Einde inhoudsopgave
Verordening op de advocatuur
Artikel 9.3a Overgangsrecht cassatie in burgerlijke zaken
Geldend
Geldend vanaf 01-02-2020
- Bronpublicatie:
10-12-2019, Stcrt. 2019, 70397 (uitgifte: 31-12-2019, kamerstukken/regelingnummer: -)
- Inwerkingtreding
01-02-2020
- Bronpublicatie inwerkingtreding:
10-12-2019, Stcrt. 2019, 70397 (uitgifte: 31-12-2019, kamerstukken/regelingnummer: -)
- Vakgebied(en)
Juridische beroepen / Advocaat
1.
Van een voor 1 februari 2020 afgegeven verklaring als bedoeld in artikel 9j, tweede lid, van de Advocatenwet wordt door de algemene raad binnen twee weken na deze datum kennisgegeven aan de secretaris van de algemene raad.
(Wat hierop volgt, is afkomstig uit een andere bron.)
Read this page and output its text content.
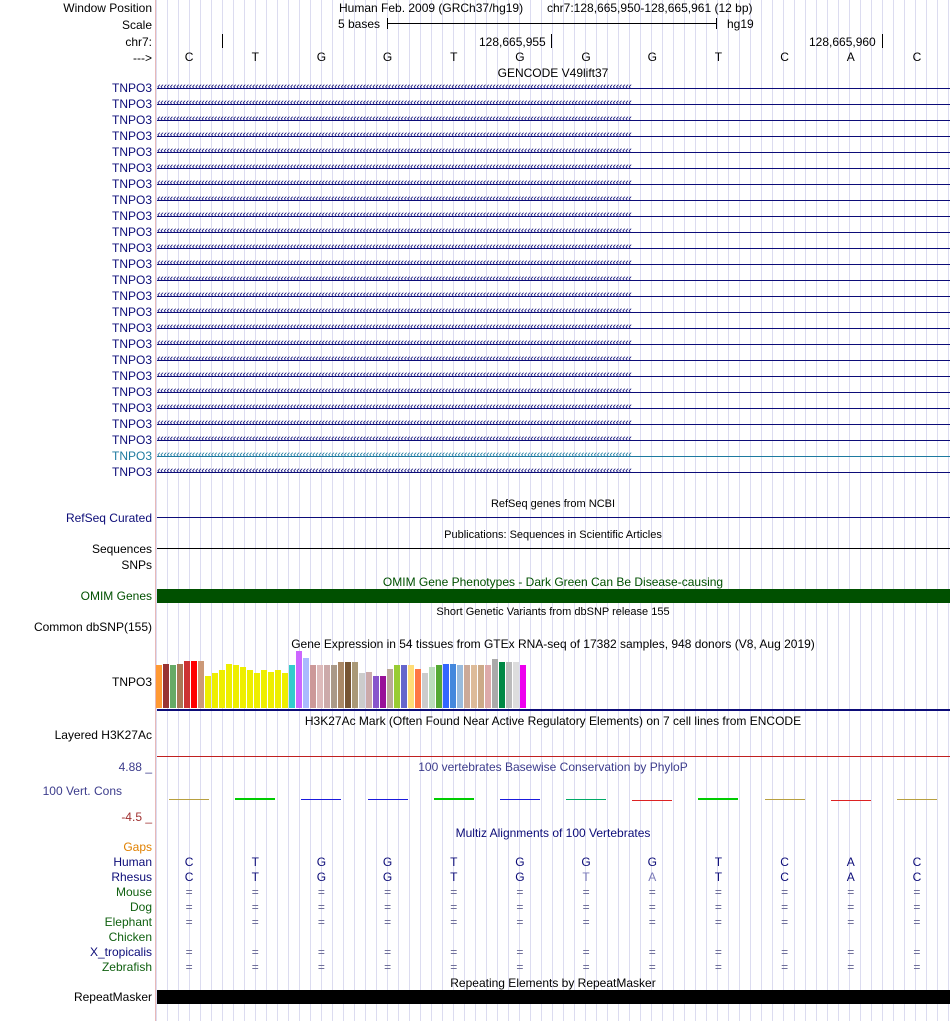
Window Position	Human Feb. 2009 (GRCh37/hg19) chr7:128,665,950-128,665,961 (12 bp)
Scale	5 bases	hg19
chr7:	128,665,955	128,665,960
--->	C	T	G	G	T	G	G	G	T	C	A	C
GENCODE V49lift37
TNPO3 ‹‹‹‹‹‹‹‹‹‹‹‹‹‹‹‹‹‹‹‹‹‹‹‹‹‹‹‹‹‹‹‹‹‹‹‹‹‹‹‹‹‹‹‹‹‹‹‹‹‹‹‹‹‹‹‹‹‹‹‹‹‹‹‹‹‹‹‹‹‹‹‹‹‹‹‹‹‹‹‹‹‹‹‹‹‹‹‹‹‹‹‹‹‹‹‹‹‹‹‹‹‹‹‹‹‹‹‹‹‹‹‹‹‹‹‹‹‹‹‹‹‹‹‹‹‹‹‹‹‹‹‹‹‹‹‹‹‹‹‹‹‹‹‹‹‹‹‹‹‹
TNPO3 ‹‹‹‹‹‹‹‹‹‹‹‹‹‹‹‹‹‹‹‹‹‹‹‹‹‹‹‹‹‹‹‹‹‹‹‹‹‹‹‹‹‹‹‹‹‹‹‹‹‹‹‹‹‹‹‹‹‹‹‹‹‹‹‹‹‹‹‹‹‹‹‹‹‹‹‹‹‹‹‹‹‹‹‹‹‹‹‹‹‹‹‹‹‹‹‹‹‹‹‹‹‹‹‹‹‹‹‹‹‹‹‹‹‹‹‹‹‹‹‹‹‹‹‹‹‹‹‹‹‹‹‹‹‹‹‹‹‹‹‹‹‹‹‹‹‹‹‹‹‹
TNPO3 ‹‹‹‹‹‹‹‹‹‹‹‹‹‹‹‹‹‹‹‹‹‹‹‹‹‹‹‹‹‹‹‹‹‹‹‹‹‹‹‹‹‹‹‹‹‹‹‹‹‹‹‹‹‹‹‹‹‹‹‹‹‹‹‹‹‹‹‹‹‹‹‹‹‹‹‹‹‹‹‹‹‹‹‹‹‹‹‹‹‹‹‹‹‹‹‹‹‹‹‹‹‹‹‹‹‹‹‹‹‹‹‹‹‹‹‹‹‹‹‹‹‹‹‹‹‹‹‹‹‹‹‹‹‹‹‹‹‹‹‹‹‹‹‹‹‹‹‹‹‹
TNPO3 ‹‹‹‹‹‹‹‹‹‹‹‹‹‹‹‹‹‹‹‹‹‹‹‹‹‹‹‹‹‹‹‹‹‹‹‹‹‹‹‹‹‹‹‹‹‹‹‹‹‹‹‹‹‹‹‹‹‹‹‹‹‹‹‹‹‹‹‹‹‹‹‹‹‹‹‹‹‹‹‹‹‹‹‹‹‹‹‹‹‹‹‹‹‹‹‹‹‹‹‹‹‹‹‹‹‹‹‹‹‹‹‹‹‹‹‹‹‹‹‹‹‹‹‹‹‹‹‹‹‹‹‹‹‹‹‹‹‹‹‹‹‹‹‹‹‹‹‹‹‹
TNPO3 ‹‹‹‹‹‹‹‹‹‹‹‹‹‹‹‹‹‹‹‹‹‹‹‹‹‹‹‹‹‹‹‹‹‹‹‹‹‹‹‹‹‹‹‹‹‹‹‹‹‹‹‹‹‹‹‹‹‹‹‹‹‹‹‹‹‹‹‹‹‹‹‹‹‹‹‹‹‹‹‹‹‹‹‹‹‹‹‹‹‹‹‹‹‹‹‹‹‹‹‹‹‹‹‹‹‹‹‹‹‹‹‹‹‹‹‹‹‹‹‹‹‹‹‹‹‹‹‹‹‹‹‹‹‹‹‹‹‹‹‹‹‹‹‹‹‹‹‹‹‹
TNPO3 ‹‹‹‹‹‹‹‹‹‹‹‹‹‹‹‹‹‹‹‹‹‹‹‹‹‹‹‹‹‹‹‹‹‹‹‹‹‹‹‹‹‹‹‹‹‹‹‹‹‹‹‹‹‹‹‹‹‹‹‹‹‹‹‹‹‹‹‹‹‹‹‹‹‹‹‹‹‹‹‹‹‹‹‹‹‹‹‹‹‹‹‹‹‹‹‹‹‹‹‹‹‹‹‹‹‹‹‹‹‹‹‹‹‹‹‹‹‹‹‹‹‹‹‹‹‹‹‹‹‹‹‹‹‹‹‹‹‹‹‹‹‹‹‹‹‹‹‹‹‹
TNPO3 ‹‹‹‹‹‹‹‹‹‹‹‹‹‹‹‹‹‹‹‹‹‹‹‹‹‹‹‹‹‹‹‹‹‹‹‹‹‹‹‹‹‹‹‹‹‹‹‹‹‹‹‹‹‹‹‹‹‹‹‹‹‹‹‹‹‹‹‹‹‹‹‹‹‹‹‹‹‹‹‹‹‹‹‹‹‹‹‹‹‹‹‹‹‹‹‹‹‹‹‹‹‹‹‹‹‹‹‹‹‹‹‹‹‹‹‹‹‹‹‹‹‹‹‹‹‹‹‹‹‹‹‹‹‹‹‹‹‹‹‹‹‹‹‹‹‹‹‹‹‹
TNPO3 ‹‹‹‹‹‹‹‹‹‹‹‹‹‹‹‹‹‹‹‹‹‹‹‹‹‹‹‹‹‹‹‹‹‹‹‹‹‹‹‹‹‹‹‹‹‹‹‹‹‹‹‹‹‹‹‹‹‹‹‹‹‹‹‹‹‹‹‹‹‹‹‹‹‹‹‹‹‹‹‹‹‹‹‹‹‹‹‹‹‹‹‹‹‹‹‹‹‹‹‹‹‹‹‹‹‹‹‹‹‹‹‹‹‹‹‹‹‹‹‹‹‹‹‹‹‹‹‹‹‹‹‹‹‹‹‹‹‹‹‹‹‹‹‹‹‹‹‹‹‹
TNPO3 ‹‹‹‹‹‹‹‹‹‹‹‹‹‹‹‹‹‹‹‹‹‹‹‹‹‹‹‹‹‹‹‹‹‹‹‹‹‹‹‹‹‹‹‹‹‹‹‹‹‹‹‹‹‹‹‹‹‹‹‹‹‹‹‹‹‹‹‹‹‹‹‹‹‹‹‹‹‹‹‹‹‹‹‹‹‹‹‹‹‹‹‹‹‹‹‹‹‹‹‹‹‹‹‹‹‹‹‹‹‹‹‹‹‹‹‹‹‹‹‹‹‹‹‹‹‹‹‹‹‹‹‹‹‹‹‹‹‹‹‹‹‹‹‹‹‹‹‹‹‹
TNPO3 ‹‹‹‹‹‹‹‹‹‹‹‹‹‹‹‹‹‹‹‹‹‹‹‹‹‹‹‹‹‹‹‹‹‹‹‹‹‹‹‹‹‹‹‹‹‹‹‹‹‹‹‹‹‹‹‹‹‹‹‹‹‹‹‹‹‹‹‹‹‹‹‹‹‹‹‹‹‹‹‹‹‹‹‹‹‹‹‹‹‹‹‹‹‹‹‹‹‹‹‹‹‹‹‹‹‹‹‹‹‹‹‹‹‹‹‹‹‹‹‹‹‹‹‹‹‹‹‹‹‹‹‹‹‹‹‹‹‹‹‹‹‹‹‹‹‹‹‹‹‹
TNPO3 ‹‹‹‹‹‹‹‹‹‹‹‹‹‹‹‹‹‹‹‹‹‹‹‹‹‹‹‹‹‹‹‹‹‹‹‹‹‹‹‹‹‹‹‹‹‹‹‹‹‹‹‹‹‹‹‹‹‹‹‹‹‹‹‹‹‹‹‹‹‹‹‹‹‹‹‹‹‹‹‹‹‹‹‹‹‹‹‹‹‹‹‹‹‹‹‹‹‹‹‹‹‹‹‹‹‹‹‹‹‹‹‹‹‹‹‹‹‹‹‹‹‹‹‹‹‹‹‹‹‹‹‹‹‹‹‹‹‹‹‹‹‹‹‹‹‹‹‹‹‹
TNPO3 ‹‹‹‹‹‹‹‹‹‹‹‹‹‹‹‹‹‹‹‹‹‹‹‹‹‹‹‹‹‹‹‹‹‹‹‹‹‹‹‹‹‹‹‹‹‹‹‹‹‹‹‹‹‹‹‹‹‹‹‹‹‹‹‹‹‹‹‹‹‹‹‹‹‹‹‹‹‹‹‹‹‹‹‹‹‹‹‹‹‹‹‹‹‹‹‹‹‹‹‹‹‹‹‹‹‹‹‹‹‹‹‹‹‹‹‹‹‹‹‹‹‹‹‹‹‹‹‹‹‹‹‹‹‹‹‹‹‹‹‹‹‹‹‹‹‹‹‹‹‹
TNPO3 ‹‹‹‹‹‹‹‹‹‹‹‹‹‹‹‹‹‹‹‹‹‹‹‹‹‹‹‹‹‹‹‹‹‹‹‹‹‹‹‹‹‹‹‹‹‹‹‹‹‹‹‹‹‹‹‹‹‹‹‹‹‹‹‹‹‹‹‹‹‹‹‹‹‹‹‹‹‹‹‹‹‹‹‹‹‹‹‹‹‹‹‹‹‹‹‹‹‹‹‹‹‹‹‹‹‹‹‹‹‹‹‹‹‹‹‹‹‹‹‹‹‹‹‹‹‹‹‹‹‹‹‹‹‹‹‹‹‹‹‹‹‹‹‹‹‹‹‹‹‹
TNPO3 ‹‹‹‹‹‹‹‹‹‹‹‹‹‹‹‹‹‹‹‹‹‹‹‹‹‹‹‹‹‹‹‹‹‹‹‹‹‹‹‹‹‹‹‹‹‹‹‹‹‹‹‹‹‹‹‹‹‹‹‹‹‹‹‹‹‹‹‹‹‹‹‹‹‹‹‹‹‹‹‹‹‹‹‹‹‹‹‹‹‹‹‹‹‹‹‹‹‹‹‹‹‹‹‹‹‹‹‹‹‹‹‹‹‹‹‹‹‹‹‹‹‹‹‹‹‹‹‹‹‹‹‹‹‹‹‹‹‹‹‹‹‹‹‹‹‹‹‹‹‹
TNPO3 ‹‹‹‹‹‹‹‹‹‹‹‹‹‹‹‹‹‹‹‹‹‹‹‹‹‹‹‹‹‹‹‹‹‹‹‹‹‹‹‹‹‹‹‹‹‹‹‹‹‹‹‹‹‹‹‹‹‹‹‹‹‹‹‹‹‹‹‹‹‹‹‹‹‹‹‹‹‹‹‹‹‹‹‹‹‹‹‹‹‹‹‹‹‹‹‹‹‹‹‹‹‹‹‹‹‹‹‹‹‹‹‹‹‹‹‹‹‹‹‹‹‹‹‹‹‹‹‹‹‹‹‹‹‹‹‹‹‹‹‹‹‹‹‹‹‹‹‹‹‹
TNPO3 ‹‹‹‹‹‹‹‹‹‹‹‹‹‹‹‹‹‹‹‹‹‹‹‹‹‹‹‹‹‹‹‹‹‹‹‹‹‹‹‹‹‹‹‹‹‹‹‹‹‹‹‹‹‹‹‹‹‹‹‹‹‹‹‹‹‹‹‹‹‹‹‹‹‹‹‹‹‹‹‹‹‹‹‹‹‹‹‹‹‹‹‹‹‹‹‹‹‹‹‹‹‹‹‹‹‹‹‹‹‹‹‹‹‹‹‹‹‹‹‹‹‹‹‹‹‹‹‹‹‹‹‹‹‹‹‹‹‹‹‹‹‹‹‹‹‹‹‹‹‹
TNPO3 ‹‹‹‹‹‹‹‹‹‹‹‹‹‹‹‹‹‹‹‹‹‹‹‹‹‹‹‹‹‹‹‹‹‹‹‹‹‹‹‹‹‹‹‹‹‹‹‹‹‹‹‹‹‹‹‹‹‹‹‹‹‹‹‹‹‹‹‹‹‹‹‹‹‹‹‹‹‹‹‹‹‹‹‹‹‹‹‹‹‹‹‹‹‹‹‹‹‹‹‹‹‹‹‹‹‹‹‹‹‹‹‹‹‹‹‹‹‹‹‹‹‹‹‹‹‹‹‹‹‹‹‹‹‹‹‹‹‹‹‹‹‹‹‹‹‹‹‹‹‹
TNPO3 ‹‹‹‹‹‹‹‹‹‹‹‹‹‹‹‹‹‹‹‹‹‹‹‹‹‹‹‹‹‹‹‹‹‹‹‹‹‹‹‹‹‹‹‹‹‹‹‹‹‹‹‹‹‹‹‹‹‹‹‹‹‹‹‹‹‹‹‹‹‹‹‹‹‹‹‹‹‹‹‹‹‹‹‹‹‹‹‹‹‹‹‹‹‹‹‹‹‹‹‹‹‹‹‹‹‹‹‹‹‹‹‹‹‹‹‹‹‹‹‹‹‹‹‹‹‹‹‹‹‹‹‹‹‹‹‹‹‹‹‹‹‹‹‹‹‹‹‹‹‹
TNPO3 ‹‹‹‹‹‹‹‹‹‹‹‹‹‹‹‹‹‹‹‹‹‹‹‹‹‹‹‹‹‹‹‹‹‹‹‹‹‹‹‹‹‹‹‹‹‹‹‹‹‹‹‹‹‹‹‹‹‹‹‹‹‹‹‹‹‹‹‹‹‹‹‹‹‹‹‹‹‹‹‹‹‹‹‹‹‹‹‹‹‹‹‹‹‹‹‹‹‹‹‹‹‹‹‹‹‹‹‹‹‹‹‹‹‹‹‹‹‹‹‹‹‹‹‹‹‹‹‹‹‹‹‹‹‹‹‹‹‹‹‹‹‹‹‹‹‹‹‹‹‹
TNPO3 ‹‹‹‹‹‹‹‹‹‹‹‹‹‹‹‹‹‹‹‹‹‹‹‹‹‹‹‹‹‹‹‹‹‹‹‹‹‹‹‹‹‹‹‹‹‹‹‹‹‹‹‹‹‹‹‹‹‹‹‹‹‹‹‹‹‹‹‹‹‹‹‹‹‹‹‹‹‹‹‹‹‹‹‹‹‹‹‹‹‹‹‹‹‹‹‹‹‹‹‹‹‹‹‹‹‹‹‹‹‹‹‹‹‹‹‹‹‹‹‹‹‹‹‹‹‹‹‹‹‹‹‹‹‹‹‹‹‹‹‹‹‹‹‹‹‹‹‹‹‹
TNPO3 ‹‹‹‹‹‹‹‹‹‹‹‹‹‹‹‹‹‹‹‹‹‹‹‹‹‹‹‹‹‹‹‹‹‹‹‹‹‹‹‹‹‹‹‹‹‹‹‹‹‹‹‹‹‹‹‹‹‹‹‹‹‹‹‹‹‹‹‹‹‹‹‹‹‹‹‹‹‹‹‹‹‹‹‹‹‹‹‹‹‹‹‹‹‹‹‹‹‹‹‹‹‹‹‹‹‹‹‹‹‹‹‹‹‹‹‹‹‹‹‹‹‹‹‹‹‹‹‹‹‹‹‹‹‹‹‹‹‹‹‹‹‹‹‹‹‹‹‹‹‹
TNPO3 ‹‹‹‹‹‹‹‹‹‹‹‹‹‹‹‹‹‹‹‹‹‹‹‹‹‹‹‹‹‹‹‹‹‹‹‹‹‹‹‹‹‹‹‹‹‹‹‹‹‹‹‹‹‹‹‹‹‹‹‹‹‹‹‹‹‹‹‹‹‹‹‹‹‹‹‹‹‹‹‹‹‹‹‹‹‹‹‹‹‹‹‹‹‹‹‹‹‹‹‹‹‹‹‹‹‹‹‹‹‹‹‹‹‹‹‹‹‹‹‹‹‹‹‹‹‹‹‹‹‹‹‹‹‹‹‹‹‹‹‹‹‹‹‹‹‹‹‹‹‹
TNPO3 ‹‹‹‹‹‹‹‹‹‹‹‹‹‹‹‹‹‹‹‹‹‹‹‹‹‹‹‹‹‹‹‹‹‹‹‹‹‹‹‹‹‹‹‹‹‹‹‹‹‹‹‹‹‹‹‹‹‹‹‹‹‹‹‹‹‹‹‹‹‹‹‹‹‹‹‹‹‹‹‹‹‹‹‹‹‹‹‹‹‹‹‹‹‹‹‹‹‹‹‹‹‹‹‹‹‹‹‹‹‹‹‹‹‹‹‹‹‹‹‹‹‹‹‹‹‹‹‹‹‹‹‹‹‹‹‹‹‹‹‹‹‹‹‹‹‹‹‹‹‹
TNPO3 ‹‹‹‹‹‹‹‹‹‹‹‹‹‹‹‹‹‹‹‹‹‹‹‹‹‹‹‹‹‹‹‹‹‹‹‹‹‹‹‹‹‹‹‹‹‹‹‹‹‹‹‹‹‹‹‹‹‹‹‹‹‹‹‹‹‹‹‹‹‹‹‹‹‹‹‹‹‹‹‹‹‹‹‹‹‹‹‹‹‹‹‹‹‹‹‹‹‹‹‹‹‹‹‹‹‹‹‹‹‹‹‹‹‹‹‹‹‹‹‹‹‹‹‹‹‹‹‹‹‹‹‹‹‹‹‹‹‹‹‹‹‹‹‹‹‹‹‹‹‹
TNPO3 ‹‹‹‹‹‹‹‹‹‹‹‹‹‹‹‹‹‹‹‹‹‹‹‹‹‹‹‹‹‹‹‹‹‹‹‹‹‹‹‹‹‹‹‹‹‹‹‹‹‹‹‹‹‹‹‹‹‹‹‹‹‹‹‹‹‹‹‹‹‹‹‹‹‹‹‹‹‹‹‹‹‹‹‹‹‹‹‹‹‹‹‹‹‹‹‹‹‹‹‹‹‹‹‹‹‹‹‹‹‹‹‹‹‹‹‹‹‹‹‹‹‹‹‹‹‹‹‹‹‹‹‹‹‹‹‹‹‹‹‹‹‹‹‹‹‹‹‹‹‹
RefSeq genes from NCBI
RefSeq Curated
Publications: Sequences in Scientific Articles
Sequences
SNPs
OMIM Gene Phenotypes - Dark Green Can Be Disease-causing
OMIM Genes
Short Genetic Variants from dbSNP release 155
Common dbSNP(155)
Gene Expression in 54 tissues from GTEx RNA-seq of 17382 samples, 948 donors (V8, Aug 2019)
TNPO3
H3K27Ac Mark (Often Found Near Active Regulatory Elements) on 7 cell lines from ENCODE
Layered H3K27Ac
100 vertebrates Basewise Conservation by PhyloP
4.88 _
100 Vert. Cons
-4.5 _
Multiz Alignments of 100 Vertebrates
Gaps
Human	C	T	G	G	T	G	G	G	T	C	A	C
Rhesus	C	T	G	G	T	G	T	A	T	C	A	C
Mouse	=	=	=	=	=	=	=	=	=	=	=	=
Dog	=	=	=	=	=	=	=	=	=	=	=	=
Elephant	=	=	=	=	=	=	=	=	=	=	=	=
Chicken
X_tropicalis	=	=	=	=	=	=	=	=	=	=	=	=
Zebrafish	=	=	=	=	=	=	=	=	=	=	=	=
Repeating Elements by RepeatMasker
RepeatMasker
Met deze kennisgeving wordt de advocaat geacht een verzoek aan de secretaris van de algemene raad te hebben gedaan ter verkrijging van de aantekening ‘advocaat bij de Hoge Raad’ in burgerlijke zaken.
2.
Van een voor 1 februari 2020 plaatsgevonden voorwaardelijke aantekening ‘advocaat bij de Hoge Raad’ in burgerlijke zaken vervalt de beperkte geldigheidsduur van drie jaar als bedoeld in artikel 4.11, tweede en vierde lid, zoals dat luidde op 31 januari 2020.